Le divorce en Tunisie est foncièrement juridique (au contraire des aux autres pays arabes où l’aspect religieux est prédominant), la loi permettant en effet à la femme de prendre l'initiative et de divorcer de son mari, conformément à la disposition du chapitre 30 du Code de la famille.

Le nombre de femmes qui demandent le divorce avoisine les 50  pc des cas présentés devant les tribunaux aujourd’hui, contre seulement 6 pc en 1960.

Les spécialistes des sciences sociales expliquent le divorce à l'initiative des femmes en Tunisie par leur indépendance financière par rapport à l'homme.

La femme tunisienne, ajoutent-ils, compte sur elle-même et s'est libérée des pressions familiales, des traditions héritées du passé qui l'obligeaient à accepter les décisions imposées par d'autres.

Les spécialistes énumèrent plusieurs raisons pour expliquer ce phénomène dont la violence conjugale qui représente 28 pc des divorces dans le pays, le chômage, etc.

Mais, ces deux dernières décennies, une autre cause liée à l'infidélité est très répandue dans la société tunisienne.

La société de ce pays du monde arabe a connu aussi ce qu'il convient d'appeler le 'divorce silencieux', caractérisé par l'acceptation du couple divorcé de continuer à vivre sous le même toit afin d'éviter le regard critique des autres.

Le spécialiste des statistiques sociales al-Mondhir Jaafar a mis en garde contre les divorces précoces et ses conséquences sur le mariage et sa stabilité.

Il estime que ce phénomène figure parmi les plus grands fléaux du monde moderne qui, selon lui, influe sur les décisions d'avenir pour les jeunes qui vivent des perturbations psychologiques.

L'experte judiciaire, Khadidja al-Madya, a estimé que les modifications apportées au Code de la famille en 1993 et les années suivantes sont très importantes, notamment celles relatives aux trois séances de réconciliation accordées aux couples avec des enfants, afin de leur donner l'occasion de se réconcilier et d'éviter le divorce.

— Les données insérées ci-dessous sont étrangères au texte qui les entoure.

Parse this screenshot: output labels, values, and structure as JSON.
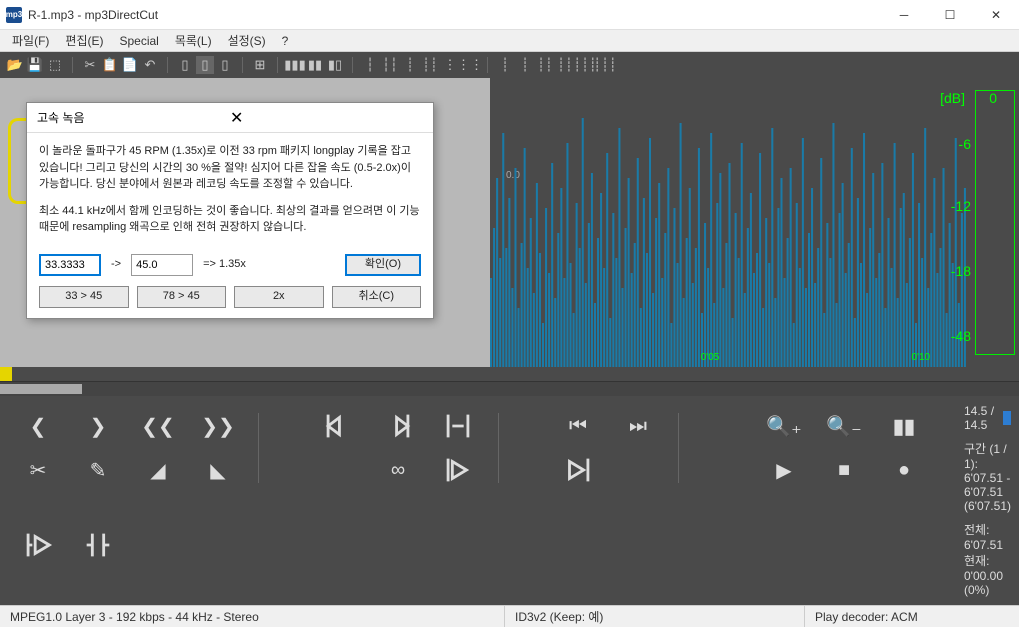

Les structures étatiques et gouvernementales ainsi que les organisations de la société civile en Tunisie déploient des efforts intenses, à travers des campagnes de sensibilisation et de réconciliation en faveur des couples.

D'autres spécialistes demandent aux autorités tunisiennes de s'inspirer du système malaisien où le taux du divorce est passé durant une décennie, de 37 à 7 pc.

Certes, des changements importants sont survenus dans la société tunisienne touchant le phénomène du divorce.

La famille tunisienne, est-elle pour autant devenue instable à cause de ces changements?

Pour les experts, ce jugement est exagéré car toutes les sociétés sont confrontées aux mêmes équations, même si c'est à des degrés divers.